Una bambina perduta by Torey L. Hayden

Una bambina perduta by Torey L. Hayden

autore:Torey L. Hayden [Hayden, Torey L.]
La lingua: ita
Format: epub
Tags: Psychology, Developmental, Child
ISBN: 9788867008094
Google: OpfiDwAAQBAJ
editore: Corbaccio
pubblicato: 2020-05-26T22:00:00+00:00


Capitolo 17

Giovedì ci fu una riunione: io, Meleri, Ben, altri due assistenti sociali, un altro rappresentante dell’associazione per cui lavoravo e, considerato che il caso di Joseph era ancora aperto, un’agente di polizia di nome Ceridwen Davies, Crid per tutti.

Partimmo parlando apertamente dei problemi di Jessie. Ben, lo psicologo infantile, parlò diffusamente del disturbo reattivo dell’attaccamento, e di come il mentire diventi un comportamento radicato in questi bambini.

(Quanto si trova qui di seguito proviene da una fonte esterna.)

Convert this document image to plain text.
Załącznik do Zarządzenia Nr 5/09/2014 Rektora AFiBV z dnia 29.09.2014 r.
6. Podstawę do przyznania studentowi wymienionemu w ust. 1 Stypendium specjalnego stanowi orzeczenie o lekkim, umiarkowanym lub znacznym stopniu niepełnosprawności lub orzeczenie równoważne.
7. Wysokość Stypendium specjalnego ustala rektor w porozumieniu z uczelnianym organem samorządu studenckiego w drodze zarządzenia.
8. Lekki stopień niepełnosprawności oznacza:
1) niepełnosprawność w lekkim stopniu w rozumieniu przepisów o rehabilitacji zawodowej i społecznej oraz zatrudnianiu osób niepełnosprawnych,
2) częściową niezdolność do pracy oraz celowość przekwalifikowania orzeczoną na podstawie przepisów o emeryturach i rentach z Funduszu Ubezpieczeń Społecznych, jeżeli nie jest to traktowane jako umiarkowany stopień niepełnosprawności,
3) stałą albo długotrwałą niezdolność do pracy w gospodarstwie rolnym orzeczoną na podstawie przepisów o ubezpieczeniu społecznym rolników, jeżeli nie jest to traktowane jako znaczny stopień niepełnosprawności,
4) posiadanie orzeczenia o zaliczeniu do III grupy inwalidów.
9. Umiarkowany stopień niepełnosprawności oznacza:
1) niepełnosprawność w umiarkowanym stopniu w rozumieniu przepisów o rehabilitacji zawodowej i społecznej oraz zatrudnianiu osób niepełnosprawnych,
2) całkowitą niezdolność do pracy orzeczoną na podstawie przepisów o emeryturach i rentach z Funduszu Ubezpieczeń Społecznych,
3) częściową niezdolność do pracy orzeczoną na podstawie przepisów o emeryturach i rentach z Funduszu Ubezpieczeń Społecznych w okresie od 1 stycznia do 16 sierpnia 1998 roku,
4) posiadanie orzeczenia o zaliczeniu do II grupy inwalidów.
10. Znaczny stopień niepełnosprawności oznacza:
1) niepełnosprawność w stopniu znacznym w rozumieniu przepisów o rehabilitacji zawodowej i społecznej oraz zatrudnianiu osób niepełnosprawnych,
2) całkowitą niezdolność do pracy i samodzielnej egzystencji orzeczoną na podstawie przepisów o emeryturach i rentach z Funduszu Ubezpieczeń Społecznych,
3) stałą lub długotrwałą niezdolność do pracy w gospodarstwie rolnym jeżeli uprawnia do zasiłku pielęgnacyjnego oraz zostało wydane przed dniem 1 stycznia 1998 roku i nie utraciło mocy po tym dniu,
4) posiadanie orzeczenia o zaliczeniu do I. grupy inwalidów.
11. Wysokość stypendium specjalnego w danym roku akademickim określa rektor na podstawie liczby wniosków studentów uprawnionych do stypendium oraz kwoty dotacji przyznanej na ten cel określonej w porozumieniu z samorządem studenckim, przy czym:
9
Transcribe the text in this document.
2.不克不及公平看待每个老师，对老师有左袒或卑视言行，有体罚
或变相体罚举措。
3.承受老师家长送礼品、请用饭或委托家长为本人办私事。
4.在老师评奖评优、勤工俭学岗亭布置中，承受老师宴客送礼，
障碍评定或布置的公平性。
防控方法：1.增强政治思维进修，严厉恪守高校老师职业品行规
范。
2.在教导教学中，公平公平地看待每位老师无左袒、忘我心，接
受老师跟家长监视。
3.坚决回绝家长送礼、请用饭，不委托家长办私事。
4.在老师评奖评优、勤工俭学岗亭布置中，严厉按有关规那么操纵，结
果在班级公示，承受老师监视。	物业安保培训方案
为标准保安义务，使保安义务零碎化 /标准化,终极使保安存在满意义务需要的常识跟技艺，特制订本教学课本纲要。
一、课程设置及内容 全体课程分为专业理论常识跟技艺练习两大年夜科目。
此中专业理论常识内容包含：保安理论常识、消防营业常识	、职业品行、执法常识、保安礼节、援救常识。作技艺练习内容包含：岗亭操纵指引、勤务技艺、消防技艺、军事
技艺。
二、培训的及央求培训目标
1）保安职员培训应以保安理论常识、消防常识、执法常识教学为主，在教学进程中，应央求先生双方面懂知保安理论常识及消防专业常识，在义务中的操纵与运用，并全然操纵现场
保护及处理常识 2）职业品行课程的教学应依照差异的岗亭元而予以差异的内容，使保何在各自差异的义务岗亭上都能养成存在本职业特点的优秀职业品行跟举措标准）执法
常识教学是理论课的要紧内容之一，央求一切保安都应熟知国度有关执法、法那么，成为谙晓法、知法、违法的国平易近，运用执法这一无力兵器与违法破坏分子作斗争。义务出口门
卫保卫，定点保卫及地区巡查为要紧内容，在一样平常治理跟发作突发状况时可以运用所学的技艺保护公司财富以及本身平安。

Spiegò come un neonato sia totalmente dipendente dagli altri per sopravvivere, e di come la sua vita sia un veder soddisfatti i suoi bisogni... ha fame, viene nutrito, è sporco, viene cambiato, è nervoso, viene confortato e calmato. Quando le necessità vengono soddisfatte, impara a fidarsi del fatto che gli adulti si prendano cura di lui. Quando questo non accade, o accade in modo incostante, il piccolo apprende che delle persone non si può fidare, che il mondo non è un posto sicuro, che il prossimo non si interessa a lui. Spiegò che è in quel primissimo periodo dell’infanzia che l’abitudine di mentire comincia a instaurarsi. Il bimbo impara a far fronte alle cose raccontandosi bugie: «Va bene se la mamma è andata via. In realtà non ho bisogno di lei. Non ho bisogno di mangiare adesso. Non voglio che qualcuno giochi con me. Posso badare a me stesso». È un modo, per lui, di assumere il controllo della situazione. Una tecnica di sopravvivenza.

Dovevamo tenere bene a mente una cosa: che Jessie mentiva per salvarsi. Non per dar noia alla gente, o per ingannarla, ma per sopravvivere. E fino a quel momento aveva funzionato. Era ancora qui. Questo significava che probabilmente ricorreva alla menzogna ogni volta che si sentiva minacciata. Nel trattare con Jessie, era importante – si raccomandò Ben – non permetterle di metterci l’uno contro l’altro. Dovevamo presumere che ci avrebbe raccontato versioni diverse di quanto era accaduto con Joseph, una per ciascuno di noi, nessuna delle quali forse avrebbe combaciato con la dichiarazione resa da lui alla polizia. L’unica risorsa a nostra disposizione era raccoglierle tutte e vedere se fossimo riusciti a distillare una qualche verità. Era la chiave per lavorare con Jessie. Dovevamo parlare tra noi. E assicurarci che ciascuno fosse a conoscenza di ciò che la bambina stava raccontando agli altri. Dovevamo fidarci l’uno dell’altro perché non potevamo fidarci di lei. E aggiunse anche un’altra cosa. Era importante che ciascuno di noi le lasciasse intendere che, anche se non credevamo che stesse dicendo la verità, e che non le avremmo permesso di farla franca con le sue bugie, potevamo comunque prenderci cura di lei, volevamo aiutarla.

Poi, un altro assistente sociale articolò quello che mi stava frullando per la mente. E se Jessie era stata realmente abusata, a Glan Morfa? Come avremmo potuto saperlo?

Ah, fece Ben, dovevamo tenere conto del fatto che, nonostante tutte le menzogne, esisteva la possibilità che, ogni tanto, dicesse la verità.

Un bel caos. Dovevamo presumere che la bambina stesse mentendo, ma essere vigili perché era possibile che così non fosse. Dovevamo presumere che Joseph fosse il responsabile, ed essere aperti all’eventualità che non lo fosse.